Access data provided by sensors in triggered jobs:

params:
  # Access data from sensor that triggered the job
  file_path: "{{sensor.file_uri}}"
  status: "{{sensor.new_status}}"
  • Only values explicitly set in the sensor's sensor_context_config are accessible
  • Variables are only available in jobs triggered by the sensor
  • The syntax is {{sensor.field_name}} where field_name matches a key in sensor_context_config
  • All assets in a sensor-triggered job can access these variables

Date Formatting

ODP provides a powerful date formatting helper that allows you to transform date variables into specific formats using the mustache syntax. This is particularly useful when different components of your pipeline require dates in different formats.

The syntax for date formatting is:

{{#date}}date_value|format_string{{/date}}

Components:

  • #date: Opens the date helper
  • date_value: The date to format (e.g., {{context.partition_key}})
  • |: Separator between the date and the format
  • format_string: Python datetime format string (e.g., %Y/%m)
  • /date: Closes the date helper

Example:

params:
  # Transform partition key "2024-01-01" to "2024/01"
  month: "{{#date}}{{context.partition_key}}|%Y/%m{{/date}}"

  # Transform partition start "2024-01-01 00:00:00" to "20240101"
  day: "{{#date}}{{context.partition_window_start}}|%Y%m%d{{/date}}"

Format String Reference

  • Use standard Python datetime format codes
  • Common formats:
    • %Y/%m: 2024/01
    • %Y%m%d: 20240101
    • %Y-%m-%d: 2024-01-01

Partitions

ODP supports defining Dagster time-based partitions for assets through configuration.

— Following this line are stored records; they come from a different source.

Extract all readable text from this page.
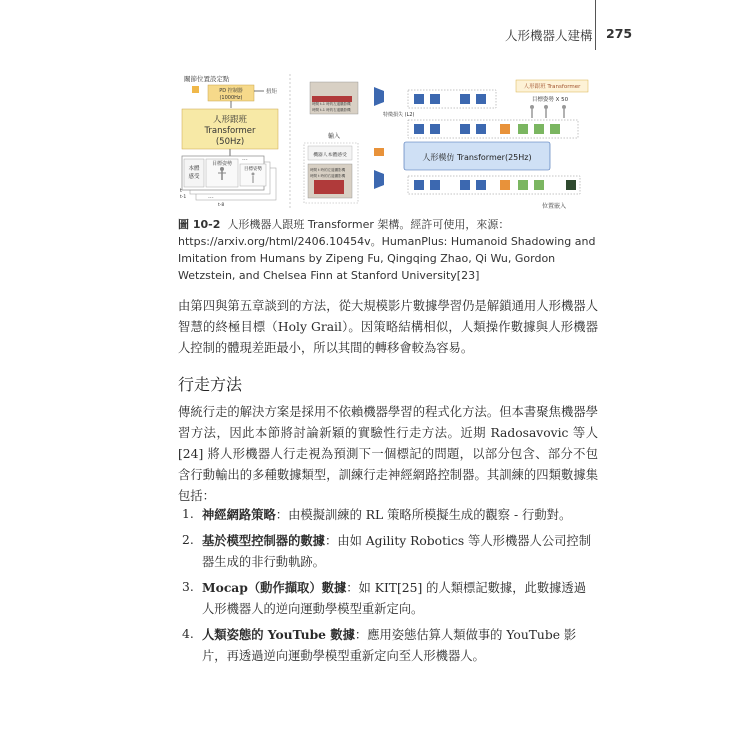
人形機器人建構 275
關節位置設定點
PD 控制器
(1000Hz)
扭矩
人形跟班
Transformer
(50Hz)
本體
感受
目標姿勢
目標姿勢
...
t
t-1	...
t-8
時間 t-1 時的左邊攝影機
時間 t-1 時的右邊攝影機
特徵損失 (L2)
輸入
機器人本體感受
時間 t 時的左邊攝影機
時間 t 時的右邊攝影機
人形模仿 Transformer(25Hz)
人形跟班 Transformer
目標姿勢 X 50
位置嵌入
圖 10-2 人形機器人跟班 Transformer 架構。經許可使用，來源：https://arxiv.org/html/2406.10454v。HumanPlus: Humanoid Shadowing and Imitation from Humans by Zipeng Fu, Qingqing Zhao, Qi Wu, Gordon Wetzstein, and Chelsea Finn at Stanford University[23]
由第四與第五章談到的方法，從大規模影片數據學習仍是解鎖通用人形機器人智慧的終極目標（Holy Grail）。因策略結構相似，人類操作數據與人形機器人控制的體現差距最小，所以其間的轉移會較為容易。
行走方法
傳統行走的解決方案是採用不依賴機器學習的程式化方法。但本書聚焦機器學習方法，因此本節將討論新穎的實驗性行走方法。近期 Radosavovic 等人 [24] 將人形機器人行走視為預測下一個標記的問題，以部分包含、部分不包含行動輸出的多種數據類型，訓練行走神經網路控制器。其訓練的四類數據集包括：
1. 神經網路策略：由模擬訓練的 RL 策略所模擬生成的觀察 - 行動對。
2. 基於模型控制器的數據：由如 Agility Robotics 等人形機器人公司控制器生成的非行動軌跡。
3. Mocap（動作擷取）數據：如 KIT[25] 的人類標記數據，此數據透過人形機器人的逆向運動學模型重新定向。
4. 人類姿態的 YouTube 數據：應用姿態估算人類做事的 YouTube 影片，再透過逆向運動學模型重新定向至人形機器人。
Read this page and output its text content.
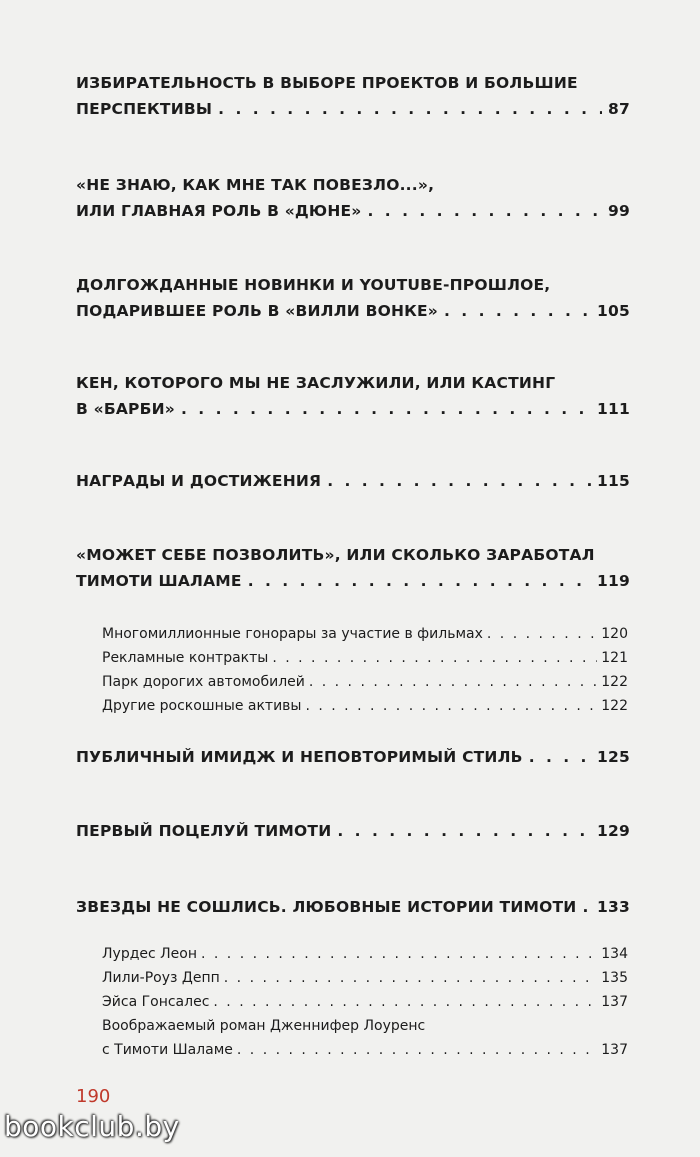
ИЗБИРАТЕЛЬНОСТЬ В ВЫБОРЕ ПРОЕКТОВ И БОЛЬШИЕ
ПЕРСПЕКТИВЫ . . .	87
«НЕ ЗНАЮ, КАК МНЕ ТАК ПОВЕЗЛО...»,
ИЛИ ГЛАВНАЯ РОЛЬ В «ДЮНЕ» . . .	99
ДОЛГОЖДАННЫЕ НОВИНКИ И YOUTUBE-ПРОШЛОЕ,
ПОДАРИВШЕЕ РОЛЬ В «ВИЛЛИ ВОНКЕ» . . .	105
КЕН, КОТОРОГО МЫ НЕ ЗАСЛУЖИЛИ, ИЛИ КАСТИНГ
В «БАРБИ» . . .	111
НАГРАДЫ И ДОСТИЖЕНИЯ . . .	115
«МОЖЕТ СЕБЕ ПОЗВОЛИТЬ», ИЛИ СКОЛЬКО ЗАРАБОТАЛ
ТИМОТИ ШАЛАМЕ . . .	119
Многомиллионные гонорары за участие в фильмах . . .	120
Рекламные контракты . . .	121
Парк дорогих автомобилей . . .	122
Другие роскошные активы . . .	122
ПУБЛИЧНЫЙ ИМИДЖ И НЕПОВТОРИМЫЙ СТИЛЬ . . .	125
ПЕРВЫЙ ПОЦЕЛУЙ ТИМОТИ . . .	129
ЗВЕЗДЫ НЕ СОШЛИСЬ. ЛЮБОВНЫЕ ИСТОРИИ ТИМОТИ . . . 133
Лурдес Леон . . .	134
Лили-Роуз Депп . . .	135
Эйса Гонсалес . . .	137
Воображаемый роман Дженнифер Лоуренс
с Тимоти Шаламе . . .	137
190
bookclub.by
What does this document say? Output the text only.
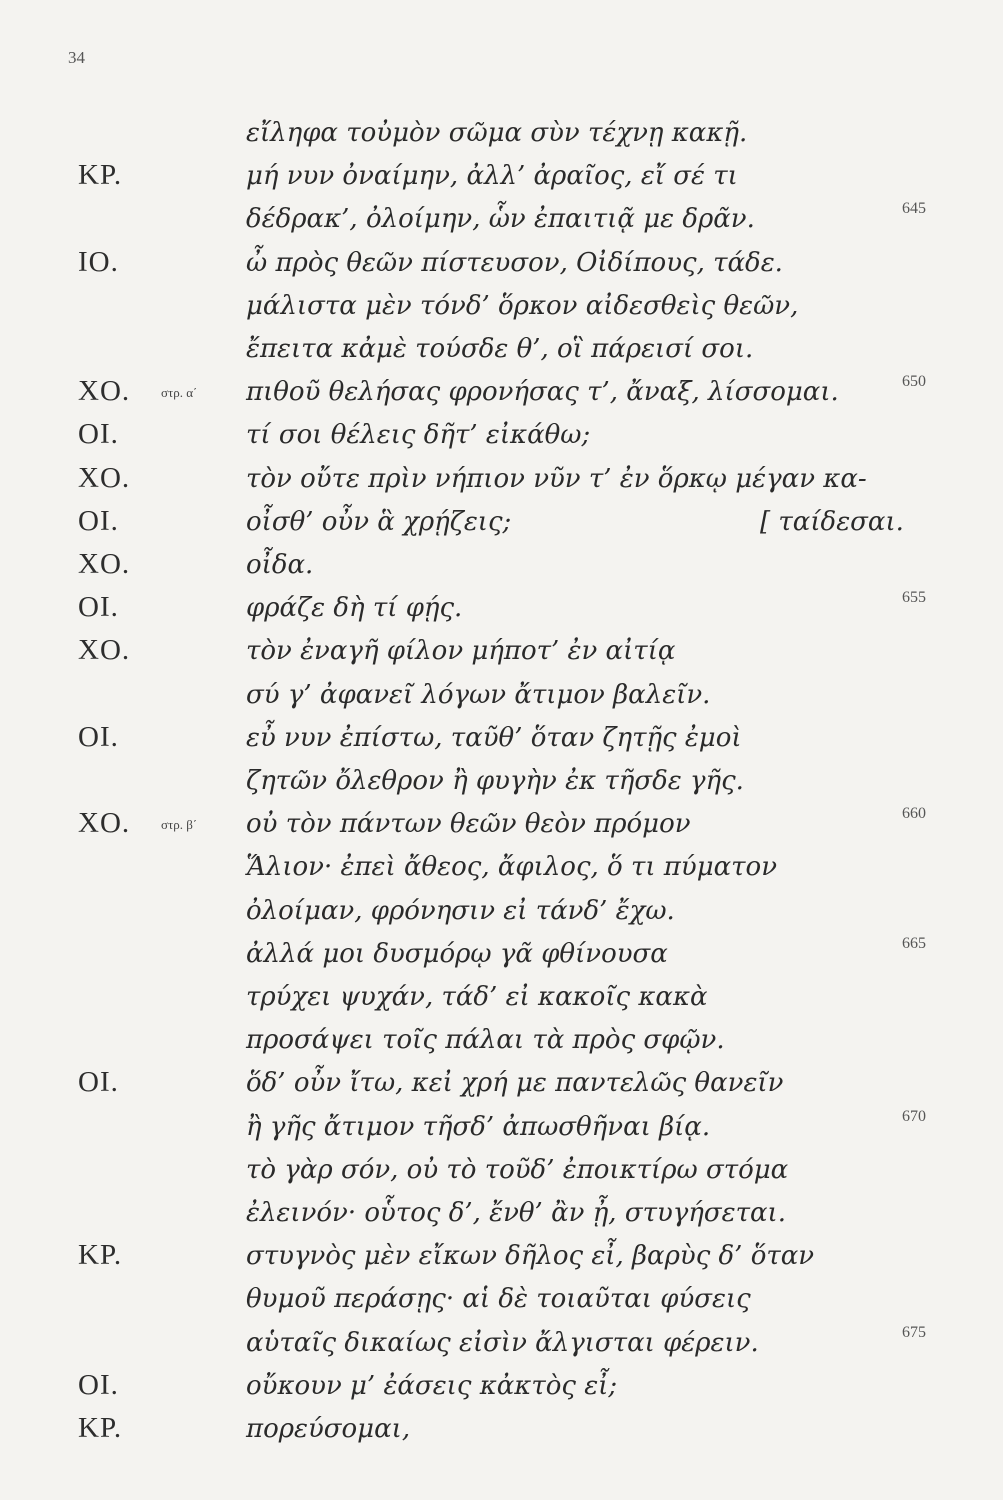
34
εἴληφα τοὐμὸν σῶμα σὺν τέχνῃ κακῇ.
ΚΡ.	μή νυν ὀναίμην, ἀλλ’ ἀραῖος, εἴ σέ τι
δέδρακ’, ὀλοίμην, ὧν ἐπαιτιᾷ με δρᾶν.	645
ΙΟ.	ὦ πρὸς θεῶν πίστευσον, Οἰδίπους, τάδε.
μάλιστα μὲν τόνδ’ ὅρκον αἰδεσθεὶς θεῶν,
ἔπειτα κἀμὲ τούσδε θ’, οἳ πάρεισί σοι.
ΧΟ. στρ. α΄ πιθοῦ θελήσας φρονήσας τ’, ἄναξ, λίσσομαι.	650
ΟΙ.	τί σοι θέλεις δῆτ’ εἰκάθω;
ΧΟ.	τὸν οὔτε πρὶν νήπιον νῦν τ’ ἐν ὅρκῳ μέγαν κα-
ΟΙ.	οἶσθ’ οὖν ἃ χρῄζεις;	[ ταίδεσαι.
ΧΟ.	οἶδα.
ΟΙ.	φράζε δὴ τί φῄς.	655
ΧΟ.	τὸν ἐναγῆ φίλον μήποτ’ ἐν αἰτίᾳ
σύ γ’ ἀφανεῖ λόγων ἄτιμον βαλεῖν.
ΟΙ.	εὖ νυν ἐπίστω, ταῦθ’ ὅταν ζητῇς ἐμοὶ
ζητῶν ὄλεθρον ἢ φυγὴν ἐκ τῆσδε γῆς.
ΧΟ. στρ. β΄ οὐ τὸν πάντων θεῶν θεὸν πρόμον	660
Ἅλιον· ἐπεὶ ἄθεος, ἄφιλος, ὅ τι πύματον
ὀλοίμαν, φρόνησιν εἰ τάνδ’ ἔχω.
ἀλλά μοι δυσμόρῳ γᾶ φθίνουσα	665
τρύχει ψυχάν, τάδ’ εἰ κακοῖς κακὰ
προσάψει τοῖς πάλαι τὰ πρὸς σφῷν.
ΟΙ.	ὅδ’ οὖν ἴτω, κεἰ χρή με παντελῶς θανεῖν
ἢ γῆς ἄτιμον τῆσδ’ ἀπωσθῆναι βίᾳ.	670
τὸ γὰρ σόν, οὐ τὸ τοῦδ’ ἐποικτίρω στόμα
ἐλεινόν· οὗτος δ’, ἔνθ’ ἂν ᾖ, στυγήσεται.
ΚΡ.	στυγνὸς μὲν εἴκων δῆλος εἶ, βαρὺς δ’ ὅταν
θυμοῦ περάσῃς· αἱ δὲ τοιαῦται φύσεις
αὑταῖς δικαίως εἰσὶν ἄλγισται φέρειν.	675
ΟΙ.	οὔκουν μ’ ἐάσεις κἀκτὸς εἶ;
ΚΡ.	πορεύσομαι,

Partitions allow you to:

  • Process data in time-based chunks (e.g., daily, monthly)
  • Reprocess specific time periods
  • Schedule jobs based on partition boundaries
  • Track asset materialization by time period
workflow.yaml
partitions:
  - assets: ["monthly_data", "monthly_metrics"]
    params:
      start: "2022-01-01"
      schedule_type: MONTHLY
      # Optional parameters
      fmt: "%Y-%m-%d"
      day_offset: 1  # For monthly partitions, which day of month

jobs:
  - job_id: monthly_processing
    triggers:
      - trigger_id: monthly_schedule
        trigger_type: schedule
        params:
          schedule_kind: partition  # Uses partition configuration
  • Each asset can only have one partition definition
  • Multiple assets can share the same partition configuration
  • Only time-based partitions are currently supported
  • Partition parameters are passed into Dagster's TimeWindowPartitionsDefinition, and all arguments of the method are supported
  • Assets referenced in partition definitions must exist but can be defined in any workflow file

Validation

ODP validates configuration at multiple levels:

  1. Schema Validation:

    • The dagster_config file must match ODP's resource configuration schema
    • Workflow files must match ODP's workflow configuration schema, including assets, jobs, partitions, and soda checks
  2. Resource Validation:

    • Resource parameters are validated against their Pydantic models\
    • Resource names must be defined in ODP's resource registry
  3. Task Validation:

    • Task parameters are validated against their defined types
    • Tasks must exist in ODP's task registry
  4. Uniqueness Checks:

    • Asset keys must be unique across all workflow files
    • Job IDs must be unique across all workflow files
    • Trigger IDs must be unique across all workflow files
    • You cannot use the same name for an asset key, job ID, or trigger ID
    • Resource kinds must be unique across the dagster_config file
  5. Partition Validation:

    • Assets can only have one partition definition
    • Assets in partition definitions must exist

These validations help catch configuration errors early and ensure your pipeline definitions are consistent and well-formed.

Best Practices

  • Split workflow files by logical grouping (e.g., ingestion, transformation)
  • Keep related assets and jobs in the same workflow file
  • Use variables as asset definition parameter values wherever possible
  • Keep configuration in version control and review configuration changes like code

By leveraging ODP's configuration system effectively, you can create maintainable, scalable data pipelines with minimal code while preserving the power and flexibility of Dagster.